Par Joona Räsänen
Beaucoup de gens croient que l’avortement est moralement permis. Pourtant, beaucoup de ces mêmes personnes croient également que si la femme est enceinte de jumeaux en bonne santé, il est moralement mauvais pour elle d’avorter un seul des fœtus. Mais puisque nous devrions choisir des actes moralement acceptables plutôt que des actes inadmissibles, cela implique que la femme devrait avorter les deux fœtus plutôt qu’un seul. Mais cela semble très étrange. Sûrement, toute théorie morale plausible ne devrait pas encourager un tel point de vue pro-mort où une personne devrait prendre plus de vies plutôt que moins.
Ce n’est qu’un exemple d’un problème plus général qui est devenu connu en philosophie comme le problème du tout ou rien, où en acceptant un certain coût significatif pour vous-même, vous pourriez apporter soit un bon résultat, soit un résultat encore meilleur.
Dans mon récent article, Twin pregnancy, fetal reduction and the ‘all or nothing problem’ publié dans le Journal of Medical Ethics, j’applique ce problème dans le contexte de l’avortement et j’examine les moyens possibles de le résoudre. Comme de nombreux problèmes philosophiques, il divise les gens en camps où chacun pense que sa solution est manifestement la bonne.
D’abord, il y a les pro-vie qui pensent que la solution au problème réside dans la conviction que tout avortement est immoral. Si tous les avortements sont mauvais, alors un avortement qui tue un seul des fœtus jumeaux est également mauvais. Néanmoins, beaucoup trouvent difficile d’accepter la position pro-vie.
Puis il y a les pro-choix qui pensent qu’une femme enceinte est la seule personne qui devrait avoir son mot à dire sur la question de savoir si elle va poursuivre la grossesse et combien de fœtus – s’il y en a – elle va porter. Nous devrions simplement accepter qu’elle a moralement le droit d’avorter l’un de ses fœtus et de mettre l’autre en gestation – si c’est ce qu’elle souhaite. Cependant, si nous suivons ce raisonnement, nous devrions également accepter qu’une femme enceinte a le droit moral de mettre fin à n’importe quel nombre de grossesses à n’importe quel stade de la grossesse pour n’importe quelle raison, aussi insignifiante soit-elle. Pourtant, de nombreuses personnes (même celles qui pensent que la femme devrait toujours avoir l’option légale de le faire) pensent qu’il est moralement incorrect, par exemple, de mettre fin à la vie d’un fœtus féminin aux derniers stades de la grossesse en raison de son sexe.

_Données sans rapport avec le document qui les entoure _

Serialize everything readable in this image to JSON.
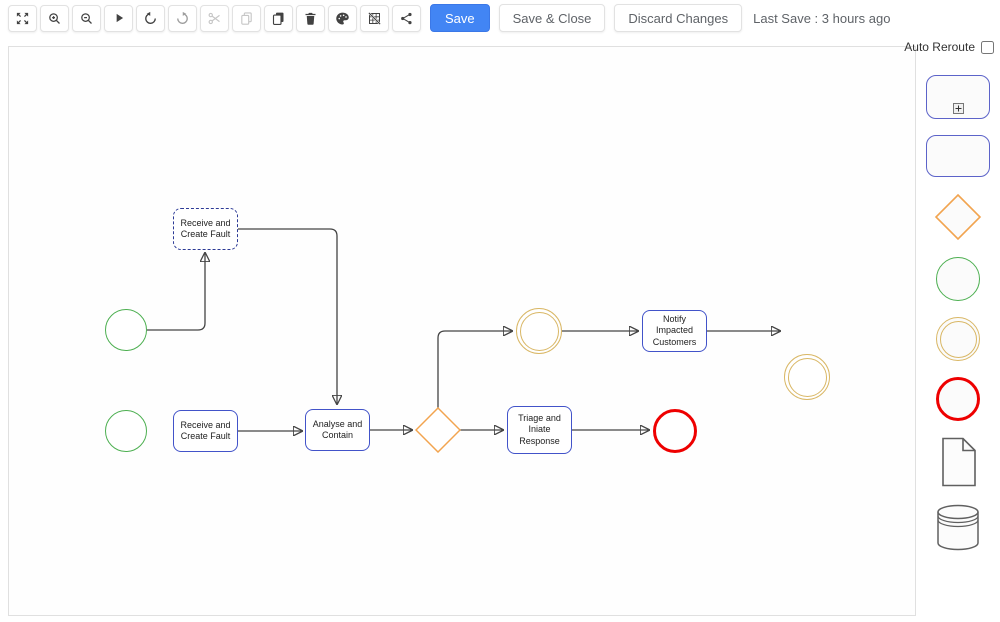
{
  "toolbar": {
    "icon_buttons": [
      {
        "name": "fit-screen",
        "icon": "expand-arrows-icon",
        "state": "enabled"
      },
      {
        "name": "zoom-in",
        "icon": "magnifier-plus-icon",
        "state": "enabled"
      },
      {
        "name": "zoom-out",
        "icon": "magnifier-minus-icon",
        "state": "enabled"
      },
      {
        "name": "play",
        "icon": "play-icon",
        "state": "enabled"
      },
      {
        "name": "undo",
        "icon": "rotate-left-icon",
        "state": "enabled"
      },
      {
        "name": "redo",
        "icon": "rotate-right-icon",
        "state": "dimmed"
      },
      {
        "name": "cut",
        "icon": "scissors-icon",
        "state": "disabled"
      },
      {
        "name": "copy",
        "icon": "copy-pages-icon",
        "state": "disabled"
      },
      {
        "name": "paste",
        "icon": "paste-icon",
        "state": "enabled"
      },
      {
        "name": "delete",
        "icon": "trash-icon",
        "state": "enabled"
      },
      {
        "name": "style",
        "icon": "palette-icon",
        "state": "enabled"
      },
      {
        "name": "grid-toggle",
        "icon": "grid-off-icon",
        "state": "enabled"
      },
      {
        "name": "share",
        "icon": "share-icon",
        "state": "enabled"
      }
    ],
    "save_label": "Save",
    "save_close_label": "Save & Close",
    "discard_label": "Discard Changes",
    "last_save_text": "Last Save : 3 hours ago",
    "save_button_color": "#4285f4"
  },
  "palette": {
    "auto_reroute_label": "Auto Reroute",
    "auto_reroute_checked": false,
    "items": [
      "subprocess",
      "task",
      "gateway",
      "start-event",
      "intermediate-event",
      "end-event",
      "document",
      "datastore"
    ]
  },
  "diagram": {
    "nodes": {
      "start_event_top": {
        "type": "start-event",
        "color": "#4caf50"
      },
      "task_receive_create_fault_top": {
        "type": "task",
        "label": "Receive and Create Fault",
        "selected": true
      },
      "start_event_bottom": {
        "type": "start-event",
        "color": "#4caf50"
      },
      "task_receive_create_fault_bottom": {
        "type": "task",
        "label": "Receive and Create Fault"
      },
      "task_analyse_and_contain": {
        "type": "task",
        "label": "Analyse and Contain"
      },
      "gateway": {
        "type": "exclusive-gateway",
        "color": "#f2a44f"
      },
      "intermediate_event_mid": {
        "type": "intermediate-event",
        "color": "#d9b765"
      },
      "task_notify_impacted_customers": {
        "type": "task",
        "label": "Notify Impacted Customers"
      },
      "intermediate_event_right": {
        "type": "intermediate-event",
        "color": "#d9b765"
      },
      "task_triage_and_iniate_response": {
        "type": "task",
        "label": "Triage and Iniate Response"
      },
      "end_event": {
        "type": "end-event",
        "color": "#ee0000"
      }
    },
    "edges": [
      {
        "from": "start_event_top",
        "to": "task_receive_create_fault_top"
      },
      {
        "from": "task_receive_create_fault_top",
        "to": "task_analyse_and_contain"
      },
      {
        "from": "task_receive_create_fault_bottom",
        "to": "task_analyse_and_contain"
      },
      {
        "from": "task_analyse_and_contain",
        "to": "gateway"
      },
      {
        "from": "gateway",
        "to": "intermediate_event_mid"
      },
      {
        "from": "intermediate_event_mid",
        "to": "task_notify_impacted_customers"
      },
      {
        "from": "task_notify_impacted_customers",
        "to": "intermediate_event_right"
      },
      {
        "from": "gateway",
        "to": "task_triage_and_iniate_response"
      },
      {
        "from": "task_triage_and_iniate_response",
        "to": "end_event"
      }
    ],
    "colors": {
      "task_border": "#4253c9",
      "selected_task_border": "#2c3a96",
      "edge": "#444444"
    }
  }
}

Une solution plausible au problème est de montrer que les grossesses gémellaires sont beaucoup plus risquées et plus lourdes pour la femme que les grossesses simples, de sorte que la gestation de deux fœtus n’est pas vraiment la même chose que la gestation d’un seul. Par conséquent, nous pourrions conserver la conviction qu’il y a quelque chose de moralement mauvais dans l’avortement sélectif du sexe à un stade avancé, mais nous pourrions également penser que réduire une grossesse gémellaire à une grossesse unique n’est pas mauvais parce que cela est fait pour réduire les risques pour le fœtus et la mère – et non pas en raison d’une préférence triviale.
Cependant, il n’est pas clair que réduire une grossesse gémellaire à une grossesse unique réduit réellement le risque de grossesse et les complications ou les fardeaux de la grossesse. Au moins certaines études récentes suggèrent que si les grossesses gémellaires sont plus difficiles que les singletons à bien des égards, avorter l’autre jumeau ne réduit pas les risques de la grossesse – du moins pas dans la même mesure. Les grossesses simples qui ont commencé par des jumeaux sont toujours difficiles et risquées pour le fœtus et la mère – avorter l’autre fœtus ne change rien à cela.
Ma solution au problème est que si une femme est enceinte de jumeaux, elle est bien sûr autorisée à mettre fin à la grossesse puisque personne, pas même les jumeaux, n’a le droit d’utiliser le corps de quelqu’un d’autre pour maintenir sa propre vie. Mais si la femme accepte les charges et les risques de la grossesse et offre son corps pour être utilisé par l’un des fœtus, elle devrait offrir son corps pour être utilisé par l’autre fœtus également. Ceci est en accord avec la solution de Horton à la version plus générale du problème.
Il n’est pas facile d’accepter ce point de vue car si la femme ne peut ou ne veut pas élever deux enfants, cela impliquerait qu’elle devrait adopter l’autre enfant plutôt que de le faire tuer dans l’utérus. Séparer les jumeaux à la naissance semble moralement dérangeant, mais peut-être pas aussi dérangeant que les autres solutions au problème.